Binges and hangovers?

Binges and hangovers? Wait a minute. I’m sober and not drinking anymore. How can I be binging and getting hangovers as a result? Is that possible?

Bill W. talks about that in the 10th Step in the 12&12. How our emotions can take over and it’s just like we’re drunk again. Anger, lust, jealousy, resentments, self pity, self-centeredness; our emotions taking over our heads and our good judgement is gone. Our reason is gone.

And that’s followed up, when we finally get our heads clear, with an emotional hangover. We can feel just as bad, as a result of self will run riot. It can last for days.

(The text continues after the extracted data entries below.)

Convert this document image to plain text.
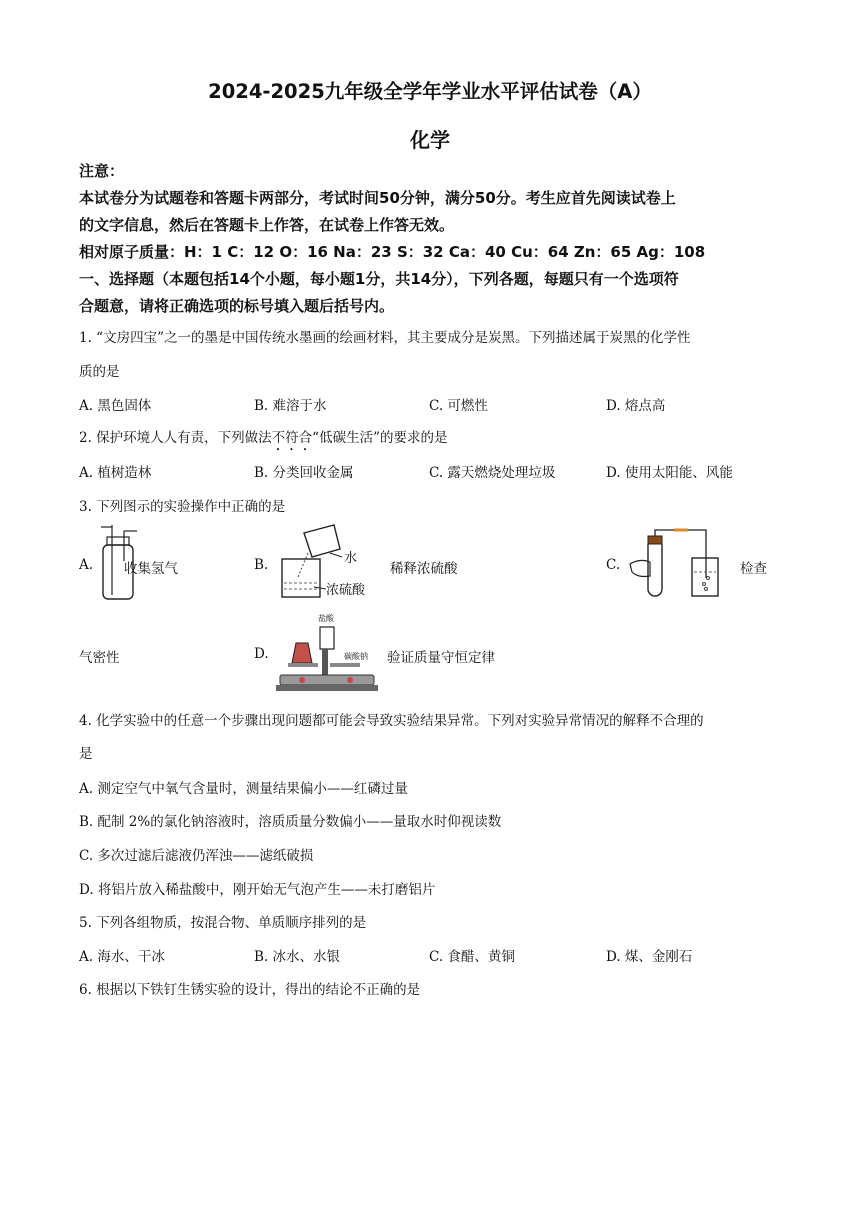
2024-2025九年级全学年学业水平评估试卷（A）
化学
注意：
本试卷分为试题卷和答题卡两部分，考试时间50分钟，满分50分。考生应首先阅读试卷上
的文字信息，然后在答题卡上作答，在试卷上作答无效。
相对原子质量：H：1 C：12 O：16 Na：23 S：32 Ca：40 Cu：64 Zn：65 Ag：108
一、选择题（本题包括14个小题，每小题1分，共14分），下列各题，每题只有一个选项符
合题意，请将正确选项的标号填入题后括号内。
1. “文房四宝”之一的墨是中国传统水墨画的绘画材料，其主要成分是炭黑。下列描述属于炭黑的化学性
质的是
A. 黑色固体	B. 难溶于水	C. 可燃性	D. 熔点高
2. 保护环境人人有责，下列做法不符合“低碳生活”的要求的是
A. 植树造林	B. 分类回收金属	C. 露天燃烧处理垃圾	D. 使用太阳能、风能
3. 下列图示的实验操作中正确的是
A. 收集氢气	B.	水
浓硫酸
稀释浓硫酸	C.	检查
气密性	D.
盐酸
碳酸钠 验证质量守恒定律
4. 化学实验中的任意一个步骤出现问题都可能会导致实验结果异常。下列对实验异常情况的解释不合理的
是
A. 测定空气中氧气含量时，测量结果偏小——红磷过量
B. 配制 2%的氯化钠溶液时，溶质质量分数偏小——量取水时仰视读数
C. 多次过滤后滤液仍浑浊——滤纸破损
D. 将铝片放入稀盐酸中，刚开始无气泡产生——未打磨铝片
5. 下列各组物质，按混合物、单质顺序排列的是
A. 海水、干冰	B. 冰水、水银	C. 食醋、黄铜	D. 煤、金刚石
6. 根据以下铁钉生锈实验的设计，得出的结论不正确的是
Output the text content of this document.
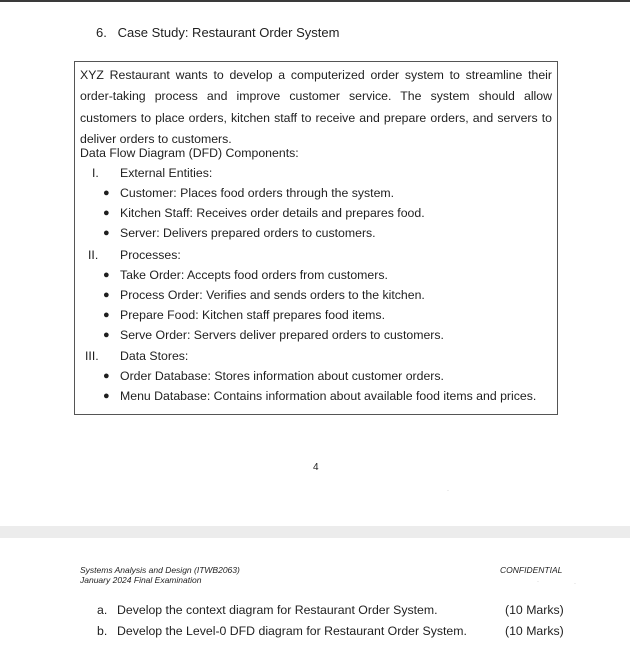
6. Case Study: Restaurant Order System
XYZ Restaurant wants to develop a computerized order system to streamline their order-taking process and improve customer service. The system should allow customers to place orders, kitchen staff to receive and prepare orders, and servers to deliver orders to customers.
Data Flow Diagram (DFD) Components:
I. External Entities:
● Customer: Places food orders through the system.
● Kitchen Staff: Receives order details and prepares food.
● Server: Delivers prepared orders to customers.
II. Processes:
● Take Order: Accepts food orders from customers.
● Process Order: Verifies and sends orders to the kitchen.
● Prepare Food: Kitchen staff prepares food items.
● Serve Order: Servers deliver prepared orders to customers.
III. Data Stores:
● Order Database: Stores information about customer orders.
● Menu Database: Contains information about available food items and prices.
4
·
Systems Analysis and Design (ITWB2063)
January 2024 Final Examination
CONFIDENTIAL
·	·
a. Develop the context diagram for Restaurant Order System.	(10 Marks)
b. Develop the Level-0 DFD diagram for Restaurant Order System.	(10 Marks)
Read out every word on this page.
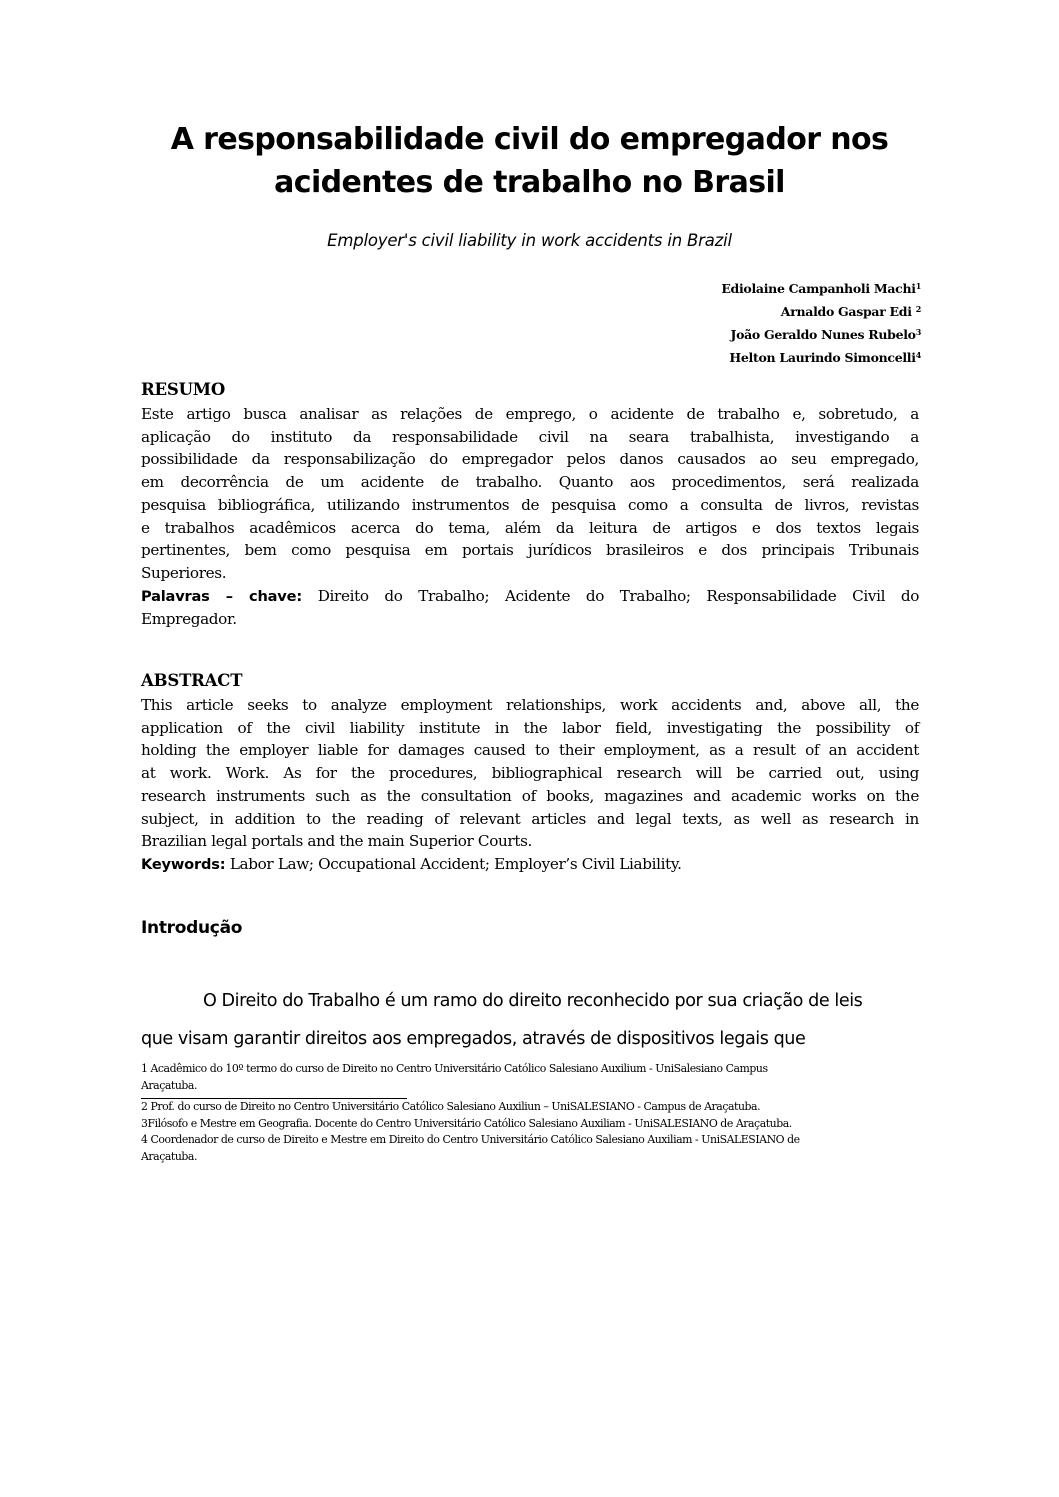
A responsabilidade civil do empregador nos
acidentes de trabalho no Brasil
Employer's civil liability in work accidents in Brazil
Ediolaine Campanholi Machi$^1$
Arnaldo Gaspar Edi $^2$
João Geraldo Nunes Rubelo$^3$
Helton Laurindo Simoncelli$^4$
RESUMO
Este artigo busca analisar as relações de emprego, o acidente de trabalho e, sobretudo, a
aplicação do instituto da responsabilidade civil na seara trabalhista, investigando a
possibilidade da responsabilização do empregador pelos danos causados ao seu empregado,
em decorrência de um acidente de trabalho. Quanto aos procedimentos, será realizada
pesquisa bibliográfica, utilizando instrumentos de pesquisa como a consulta de livros, revistas
e trabalhos acadêmicos acerca do tema, além da leitura de artigos e dos textos legais
pertinentes, bem como pesquisa em portais jurídicos brasileiros e dos principais Tribunais
Superiores.
Palavras – chave: Direito do Trabalho; Acidente do Trabalho; Responsabilidade Civil do
Empregador.
ABSTRACT
This article seeks to analyze employment relationships, work accidents and, above all, the
application of the civil liability institute in the labor field, investigating the possibility of
holding the employer liable for damages caused to their employment, as a result of an accident
at work. Work. As for the procedures, bibliographical research will be carried out, using
research instruments such as the consultation of books, magazines and academic works on the
subject, in addition to the reading of relevant articles and legal texts, as well as research in
Brazilian legal portals and the main Superior Courts.
Keywords: Labor Law; Occupational Accident; Employer’s Civil Liability.
Introdução
O Direito do Trabalho é um ramo do direito reconhecido por sua criação de leis
que visam garantir direitos aos empregados, através de dispositivos legais que
1 Acadêmico do 10º termo do curso de Direito no Centro Universitário Católico Salesiano Auxilium - UniSalesiano Campus
Araçatuba.
2 Prof. do curso de Direito no Centro Universitário Católico Salesiano Auxiliun – UniSALESIANO - Campus de Araçatuba.
3Filósofo e Mestre em Geografia. Docente do Centro Universitário Católico Salesiano Auxiliam - UniSALESIANO de Araçatuba.
4 Coordenador de curso de Direito e Mestre em Direito do Centro Universitário Católico Salesiano Auxiliam - UniSALESIANO de
Araçatuba.
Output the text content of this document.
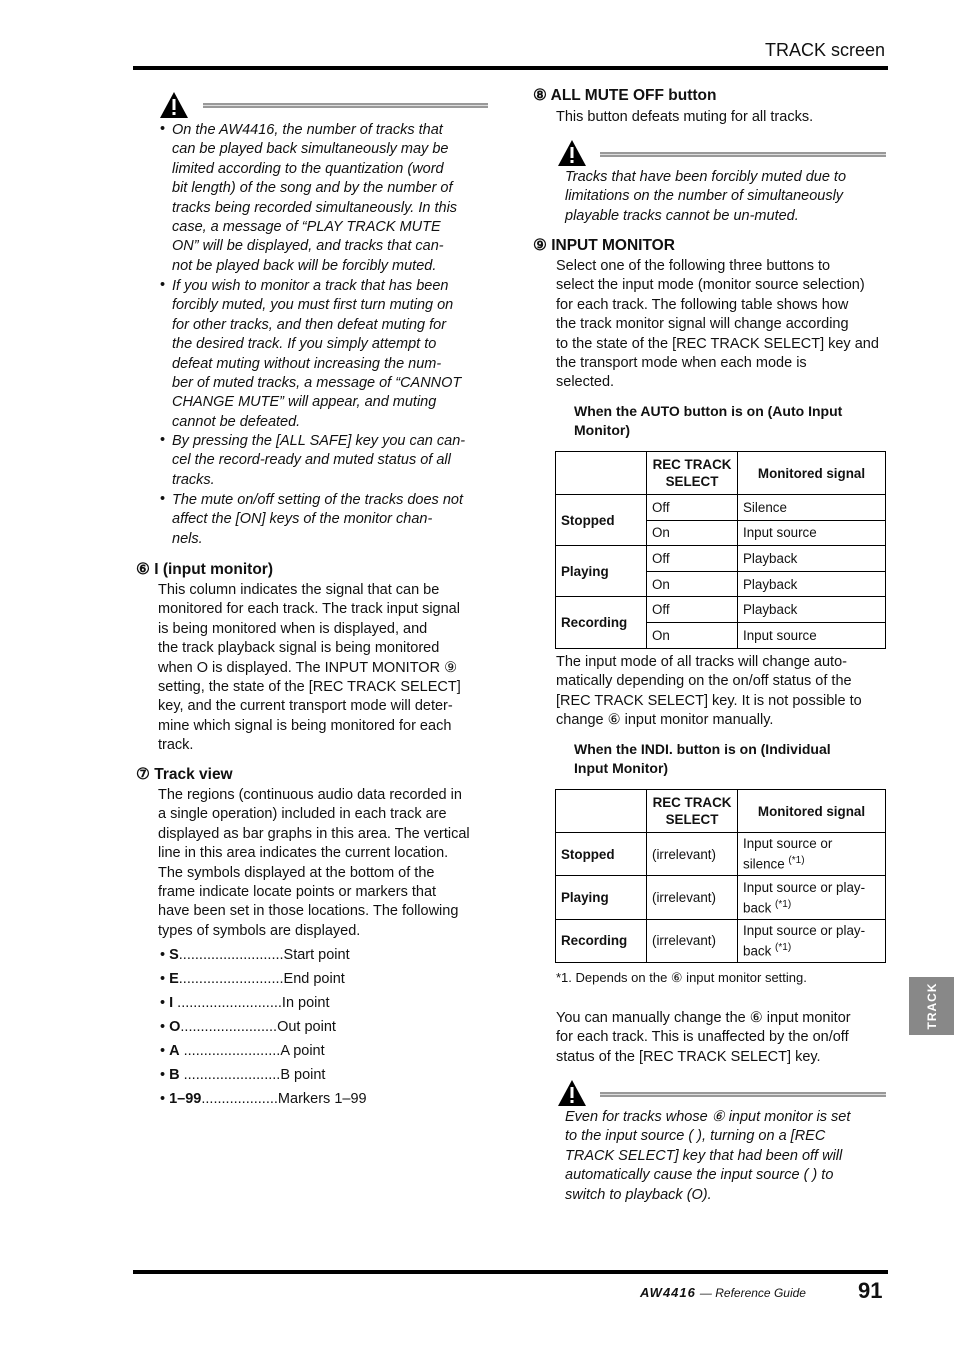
TRACK screen
• On the AW4416, the number of tracks that
can be played back simultaneously may be
limited according to the quantization (word
bit length) of the song and by the number of
tracks being recorded simultaneously. In this
case, a message of “PLAY TRACK MUTE
ON” will be displayed, and tracks that can-
not be played back will be forcibly muted.
• If you wish to monitor a track that has been
forcibly muted, you must first turn muting on
for other tracks, and then defeat muting for
the desired track. If you simply attempt to
defeat muting without increasing the num-
ber of muted tracks, a message of “CANNOT
CHANGE MUTE” will appear, and muting
cannot be defeated.
• By pressing the [ALL SAFE] key you can can-
cel the record-ready and muted status of all
tracks.
• The mute on/off setting of the tracks does not
affect the [ON] keys of the monitor chan-
nels.
⑥ I (input monitor)
This column indicates the signal that can be
monitored for each track. The track input signal
is being monitored when is displayed, and
the track playback signal is being monitored
when O is displayed. The INPUT MONITOR ⑨
setting, the state of the [REC TRACK SELECT]
key, and the current transport mode will deter-
mine which signal is being monitored for each
track.
⑦ Track view
The regions (continuous audio data recorded in
a single operation) included in each track are
displayed as bar graphs in this area. The vertical
line in this area indicates the current location.
The symbols displayed at the bottom of the
frame indicate locate points or markers that
have been set in those locations. The following
types of symbols are displayed.
• S..........................Start point
• E..........................End point
• I ..........................In point
• O........................Out point
• A ........................A point
• B ........................B point
• 1–99...................Markers 1–99
⑧ ALL MUTE OFF button
This button defeats muting for all tracks.
Tracks that have been forcibly muted due to
limitations on the number of simultaneously
playable tracks cannot be un-muted.
⑨ INPUT MONITOR
Select one of the following three buttons to
select the input mode (monitor source selection)
for each track. The following table shows how
the track monitor signal will change according
to the state of the [REC TRACK SELECT] key and
the transport mode when each mode is
selected.
When the AUTO button is on (Auto Input
Monitor)

	REC TRACK
SELECT	Monitored signal
Stopped	Off	Silence
	On	Input source
Playing	Off	Playback
	On	Playback
Recording	Off	Playback
	On	Input source
The input mode of all tracks will change auto-
matically depending on the on/off status of the
[REC TRACK SELECT] key. It is not possible to
change ⑥ input monitor manually.
When the INDI. button is on (Individual
Input Monitor)

	REC TRACK
SELECT	Monitored signal
Stopped	(irrelevant)	Input source or
silence $^{(*1)}$
Playing	(irrelevant)	Input source or play-
back $^{(*1)}$
Recording	(irrelevant)	Input source or play-
back $^{(*1)}$
*1. Depends on the ⑥ input monitor setting.
You can manually change the ⑥ input monitor
for each track. This is unaffected by the on/off
status of the [REC TRACK SELECT] key.
Even for tracks whose ⑥ input monitor is set
to the input source ( ), turning on a [REC
TRACK SELECT] key that had been off will
automatically cause the input source ( ) to
switch to playback (O).
TRACK
AW4416 — Reference Guide 91
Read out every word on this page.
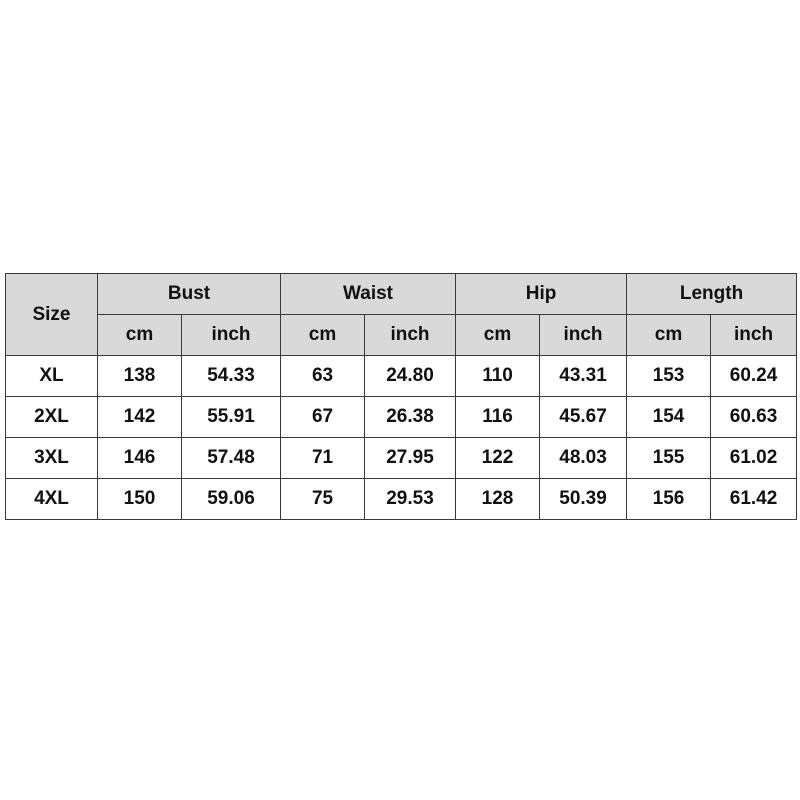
Size	Bust		Waist		Hip		Length	
	cm	inch	cm	inch	cm	inch	cm	inch
XL	138	54.33	63	24.80	110	43.31	153	60.24
2XL	142	55.91	67	26.38	116	45.67	154	60.63
3XL	146	57.48	71	27.95	122	48.03	155	61.02
4XL	150	59.06	75	29.53	128	50.39	156	61.42
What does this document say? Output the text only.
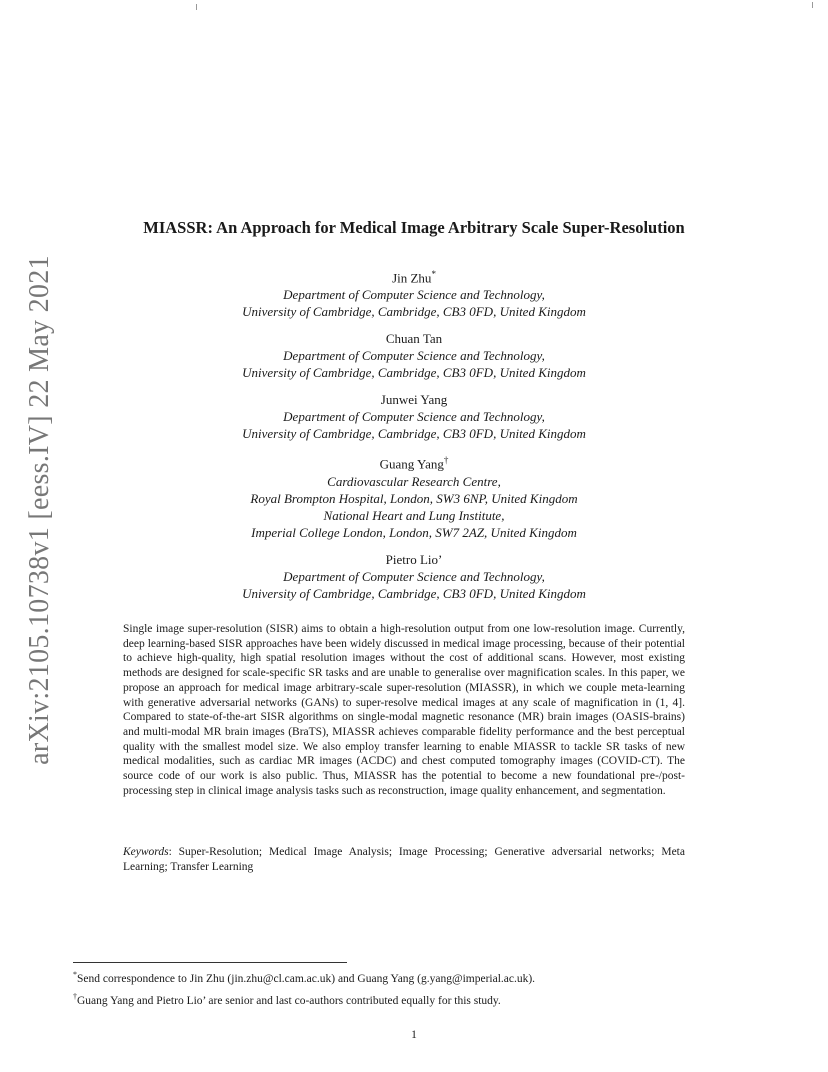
arXiv:2105.10738v1 [eess.IV] 22 May 2021
MIASSR: An Approach for Medical Image Arbitrary Scale Super-Resolution
Jin Zhu*
Department of Computer Science and Technology,
University of Cambridge, Cambridge, CB3 0FD, United Kingdom
Chuan Tan
Department of Computer Science and Technology,
University of Cambridge, Cambridge, CB3 0FD, United Kingdom
Junwei Yang
Department of Computer Science and Technology,
University of Cambridge, Cambridge, CB3 0FD, United Kingdom
Guang Yang†
Cardiovascular Research Centre,
Royal Brompton Hospital, London, SW3 6NP, United Kingdom
National Heart and Lung Institute,
Imperial College London, London, SW7 2AZ, United Kingdom
Pietro Lio’
Department of Computer Science and Technology,
University of Cambridge, Cambridge, CB3 0FD, United Kingdom

Single image super-resolution (SISR) aims to obtain a high-resolution output from one low-resolution image. Currently, deep learning-based SISR approaches have been widely discussed in medical image processing, because of their potential to achieve high-quality, high spatial resolution images without the cost of additional scans. However, most existing methods are designed for scale-specific SR tasks and are unable to generalise over magnification scales. In this paper, we propose an approach for medical image arbitrary-scale super-resolution (MIASSR), in which we couple meta-learning with generative adversarial networks (GANs) to super-resolve medical images at any scale of magnification in (1, 4]. Compared to state-of-the-art SISR algorithms on single-modal magnetic resonance (MR) brain images (OASIS-brains) and multi-modal MR brain images (BraTS), MIASSR achieves comparable fidelity performance and the best perceptual quality with the smallest model size. We also employ transfer learning to enable MIASSR to tackle SR tasks of new medical modalities, such as cardiac MR images (ACDC) and chest computed tomography images (COVID-CT). The source code of our work is also public. Thus, MIASSR has the potential to become a new foundational pre-/post-processing step in clinical image analysis tasks such as reconstruction, image quality enhancement, and segmentation.

Keywords: Super-Resolution; Medical Image Analysis; Image Processing; Generative adversarial networks; Meta Learning; Transfer Learning

*Send correspondence to Jin Zhu (jin.zhu@cl.cam.ac.uk) and Guang Yang (g.yang@imperial.ac.uk).
†Guang Yang and Pietro Lio’ are senior and last co-authors contributed equally for this study.
1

A friend of mine and I were talking about this after the meeting today. We talked about the need on our part to grow up emotionally. To stay aware of what is going on around us and not to get pulled into these emotional traps. Like my sponsor used to tell me: use your head, that’s why it’s on your shoulders. To begin with, mind your own business. Someone else’s problems are not yours. You’re powerless.

My sponsor and others made me aware that I could protect myself from being overwhelmed by my emotions. The old intellect over emotions that the old timers used to tell us. And that has worked for the most part. But once I forget, once I lose awareness and am not paying attention, then I’m in a position to lose my temper, to get a resentment, to feel I’ve been wronged, to start feeling sorry for myself. I become the center of attention in my own head. My ego begins to swell and my pride has been injured. Or I can lose my way in the changes I have made and drift back into areas that I need to stay away from…if I want to stay sober.

There are a host of these traps in my sober life. And, as the BB points out, the price of sobriety is eternal vigilance. True, I believe that the 2nd Step was fulfilled in the spiritual awakening I had as the result of working these 12 Steps. The insanity of drinking alcohol was removed. But my character defects? They’re still hanging around. When I forget or I start playing around with them, I find that I’m ripe for an emotional binge again. And who knows where that will lead? Truth is I may not be thinking of a drink, but I have to remember I’m not cured of this disease.

Anyway, it’s the Steps that can keep me on track, or get me back on track, when I trip and fall down. I have to learn what I have been taught in here. To use these Steps to pick myself up and get back on track. To talk to another sober alcoholic and tell him or her, where I am and what’s going on and then listen to their experiences with the same thing that tripped me up.

But I can’t forget my Higher Power. That 11th Step. Getting open to the help I need to live this sober life. Turning my will and my life over to the care of the God of my understanding. Whatever makes sense to me. And to be grateful for the help I receive from my fellow alcoholics in here and from my higher power. And to remember, no matter how long I have been sober, I still need help. I always will. But I’m never alone.